Press Release: IMF Managing Director Rodrigo de Rato's Statement at the Conclusion of his Visit to Morocco
February 28, 2005
Mr. Rodrigo de Rato, Managing Director of the International Monetary Fund (IMF), issued the following statement today in Rabat:
"I have had very fruitful meetings with Prince Moulay Rachid, Prime Minister Driss Jettou, Minister of Finance and Privatization Fathallah Oualalou, Central Bank Governor Abdellatif Jouahri, chairmen of the finance committees of the chambers of parliament, Mr. Mustapha Hanine and Mr. Moulay Ahmed Laamarti, and members of civil society. I would like to thank the Moroccan authorities for their warm welcome.
"I congratulated Prince Moulay Rachid and Prime Minister Jettou for Morocco's continued efforts to reinforce social cohesion, a prerequisite to economic development. The new family code, the new labor code, and efforts to reduce social and regional disparities through targeted social and infrastructure spending are all important in this regard.
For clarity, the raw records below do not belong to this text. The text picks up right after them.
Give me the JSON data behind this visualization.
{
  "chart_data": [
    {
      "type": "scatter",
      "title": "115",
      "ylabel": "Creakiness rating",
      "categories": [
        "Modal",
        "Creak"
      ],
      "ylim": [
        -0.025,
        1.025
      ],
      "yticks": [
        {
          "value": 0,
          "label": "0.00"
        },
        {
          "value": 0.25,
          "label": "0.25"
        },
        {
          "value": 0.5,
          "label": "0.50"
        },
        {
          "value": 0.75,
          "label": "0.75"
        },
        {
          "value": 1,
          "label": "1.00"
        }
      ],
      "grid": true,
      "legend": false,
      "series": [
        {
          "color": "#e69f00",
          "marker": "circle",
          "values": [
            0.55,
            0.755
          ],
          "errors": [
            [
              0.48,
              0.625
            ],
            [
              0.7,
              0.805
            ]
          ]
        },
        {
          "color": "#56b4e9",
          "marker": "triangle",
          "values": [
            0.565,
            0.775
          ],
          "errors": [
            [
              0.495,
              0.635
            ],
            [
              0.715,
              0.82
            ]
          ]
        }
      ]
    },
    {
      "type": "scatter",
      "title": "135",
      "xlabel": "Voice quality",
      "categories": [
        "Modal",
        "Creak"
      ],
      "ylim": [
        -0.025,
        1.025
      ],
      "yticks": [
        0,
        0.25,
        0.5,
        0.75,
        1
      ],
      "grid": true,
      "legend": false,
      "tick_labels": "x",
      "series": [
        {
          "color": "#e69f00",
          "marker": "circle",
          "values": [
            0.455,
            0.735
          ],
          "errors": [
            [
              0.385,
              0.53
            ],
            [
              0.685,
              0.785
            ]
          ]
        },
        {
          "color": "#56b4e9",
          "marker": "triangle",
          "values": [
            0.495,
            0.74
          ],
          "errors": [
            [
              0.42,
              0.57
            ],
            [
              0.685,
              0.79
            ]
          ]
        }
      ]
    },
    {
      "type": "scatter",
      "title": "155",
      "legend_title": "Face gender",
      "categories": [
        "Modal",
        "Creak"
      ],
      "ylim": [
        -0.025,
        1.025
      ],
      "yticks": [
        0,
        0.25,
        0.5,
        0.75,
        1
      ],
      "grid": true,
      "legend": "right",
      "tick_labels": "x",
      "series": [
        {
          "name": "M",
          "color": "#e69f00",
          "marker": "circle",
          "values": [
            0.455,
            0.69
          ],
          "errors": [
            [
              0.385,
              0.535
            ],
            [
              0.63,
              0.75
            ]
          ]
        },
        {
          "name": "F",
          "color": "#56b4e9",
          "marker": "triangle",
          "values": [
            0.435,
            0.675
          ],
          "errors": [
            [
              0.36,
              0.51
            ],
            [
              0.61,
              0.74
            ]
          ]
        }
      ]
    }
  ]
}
"In my discussions with the authorities, we agreed that Morocco has maintained the macroeconomic stability it has achieved since the early 1990s, but economic growth remains insufficient to reduce unemployment and poverty. In this regard, I have been greatly encouraged by the authorities' efforts to further integrate Morocco into the world economy and by their commitment to undertake structural reforms to make the economy more competitive.
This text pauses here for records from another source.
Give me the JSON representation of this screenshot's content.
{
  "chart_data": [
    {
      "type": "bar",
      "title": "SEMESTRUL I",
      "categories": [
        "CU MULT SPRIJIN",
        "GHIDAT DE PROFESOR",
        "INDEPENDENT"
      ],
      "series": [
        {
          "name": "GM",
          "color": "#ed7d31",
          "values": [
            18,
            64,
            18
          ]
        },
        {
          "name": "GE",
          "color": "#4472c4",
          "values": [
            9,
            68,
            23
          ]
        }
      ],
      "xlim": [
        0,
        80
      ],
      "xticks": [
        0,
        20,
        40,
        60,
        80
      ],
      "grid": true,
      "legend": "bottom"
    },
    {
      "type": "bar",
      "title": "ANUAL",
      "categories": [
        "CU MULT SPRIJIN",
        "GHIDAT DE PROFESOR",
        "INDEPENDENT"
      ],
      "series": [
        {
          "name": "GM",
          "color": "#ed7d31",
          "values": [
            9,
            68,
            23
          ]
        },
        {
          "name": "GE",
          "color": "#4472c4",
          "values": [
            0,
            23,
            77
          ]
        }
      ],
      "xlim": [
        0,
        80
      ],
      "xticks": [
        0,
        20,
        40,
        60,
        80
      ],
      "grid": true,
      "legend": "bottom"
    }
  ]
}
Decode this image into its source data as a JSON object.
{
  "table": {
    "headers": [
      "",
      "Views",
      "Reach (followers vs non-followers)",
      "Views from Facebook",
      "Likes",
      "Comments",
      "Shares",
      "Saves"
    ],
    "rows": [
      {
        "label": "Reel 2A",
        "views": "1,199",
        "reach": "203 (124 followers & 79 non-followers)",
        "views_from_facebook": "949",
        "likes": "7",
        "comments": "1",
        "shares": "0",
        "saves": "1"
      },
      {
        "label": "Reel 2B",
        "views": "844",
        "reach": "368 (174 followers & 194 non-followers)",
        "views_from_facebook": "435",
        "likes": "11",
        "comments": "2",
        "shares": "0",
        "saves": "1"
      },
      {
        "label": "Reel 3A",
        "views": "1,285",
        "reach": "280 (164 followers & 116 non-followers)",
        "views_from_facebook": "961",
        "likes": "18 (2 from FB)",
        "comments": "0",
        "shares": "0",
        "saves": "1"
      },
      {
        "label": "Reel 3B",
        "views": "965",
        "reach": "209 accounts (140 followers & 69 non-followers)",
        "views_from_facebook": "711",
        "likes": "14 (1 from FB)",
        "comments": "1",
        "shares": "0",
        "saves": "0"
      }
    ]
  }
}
"We discussed the exports and investment opportunities that the Association Agreement with the European Union and the free trade agreements with the United States and regional partners provide for Morocco's growth objective. The authorities recognize that trade liberalization must continue with further reductions of multilateral tariffs and a simplification and harmonization of the trade regime in order to better exploit Morocco's growth potential. Integration among Maghreb countries would also help establish a large regional market and attract private investment.
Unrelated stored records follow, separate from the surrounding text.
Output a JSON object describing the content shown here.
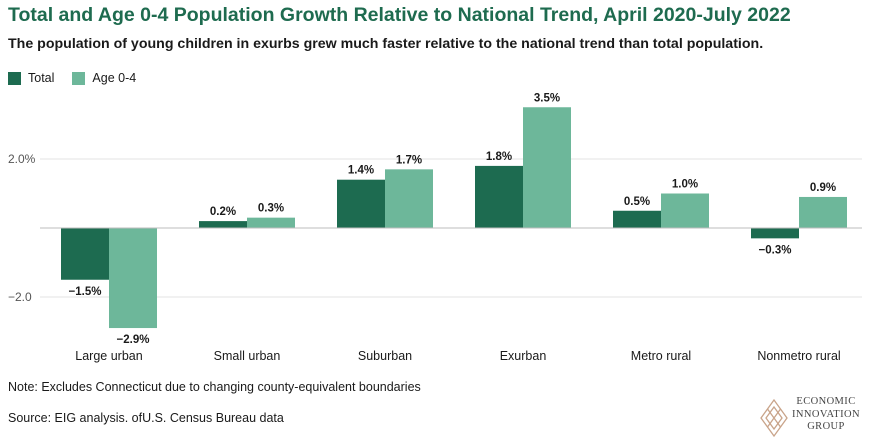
{
  "chart_data": {
    "type": "bar",
    "title": "Total and Age 0-4 Population Growth Relative to National Trend, April 2020-July 2022",
    "subtitle": "The population of young children in exurbs grew much faster relative to the national trend than total population.",
    "categories": [
      "Large urban",
      "Small urban",
      "Suburban",
      "Exurban",
      "Metro rural",
      "Nonmetro rural"
    ],
    "series": [
      {
        "name": "Total",
        "color": "#1d6b50",
        "values": [
          -1.5,
          0.2,
          1.4,
          1.8,
          0.5,
          -0.3
        ]
      },
      {
        "name": "Age 0-4",
        "color": "#6db79a",
        "values": [
          -2.9,
          0.3,
          1.7,
          3.5,
          1.0,
          0.9
        ]
      }
    ],
    "data_labels": [
      [
        "−1.5%",
        "0.2%",
        "1.4%",
        "1.8%",
        "0.5%",
        "−0.3%"
      ],
      [
        "−2.9%",
        "0.3%",
        "1.7%",
        "3.5%",
        "1.0%",
        "0.9%"
      ]
    ],
    "y_ticks": [
      2.0,
      -2.0
    ],
    "y_tick_labels": [
      "2.0%",
      "−2.0"
    ],
    "ylim": [
      -3.0,
      3.8
    ],
    "xlabel": "",
    "ylabel": "",
    "grid": true,
    "legend": "top-left"
  },
  "footer": {
    "note": "Note: Excludes Connecticut due to changing county-equivalent boundaries",
    "source": "Source: EIG analysis. ofU.S. Census Bureau data"
  },
  "logo": {
    "lines": [
      "ECONOMIC",
      "INNOVATION",
      "GROUP"
    ],
    "icon": "eig-diamond-logo-icon"
  }
}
"I encouraged the authorities to accelerate structural reforms to increase productivity and private investment, and maximize the benefits of trade integration. Priority areas to promote private sector activity include reforms of the judicial system, the public administration, and the financial sector, and the implementation of the new labor code.
"Our discussions also focused on remaining macroeconomic imbalances that should be removed to support the higher growth objective of the authorities. We discussed the importance of maintaining a prudent fiscal policy to reduce the fiscal deficit and the public debt-to-GDP ratios. We shared the belief that strengthening public finances is needed to enhance private sector confidence, alleviate tax burdens, and foster investment. Fiscal consolidation is also necessary to provide the fiscal flexibility needed to direct more resources to fight poverty and increase productive government expenditures. The authorities indicated that they intend to achieve fiscal consolidation through tax and civil service reforms which they have already started implementing. I noted that there was significant scope to widen the tax base and reduce the number and level of tax rates by streamlining tax exemptions and rendering the tax administration more efficient. The Fund remains committed to working with the Government on these issues.
"I welcomed the authorities' efforts to modernize Bank Al-Maghrib and enhance its autonomy. In this regard, I encouraged the authorities to promulgate the new central bank and banking laws and continue their efforts to strengthen the financial system.
"We discussed the impact of the expiration of the Multifiber Agreement on Morocco's textile industry and balance of payments. We agreed that Morocco's strong balance of payments position allows it to sustain a possible shock to textile exports. The authorities reassured me that structural reforms are ongoing in the textile sector and that the Free Trade Agreements are attracting textile companies into Morocco. The authorities expect foreign investment to accelerate structural reforms in the sector and increase its value added."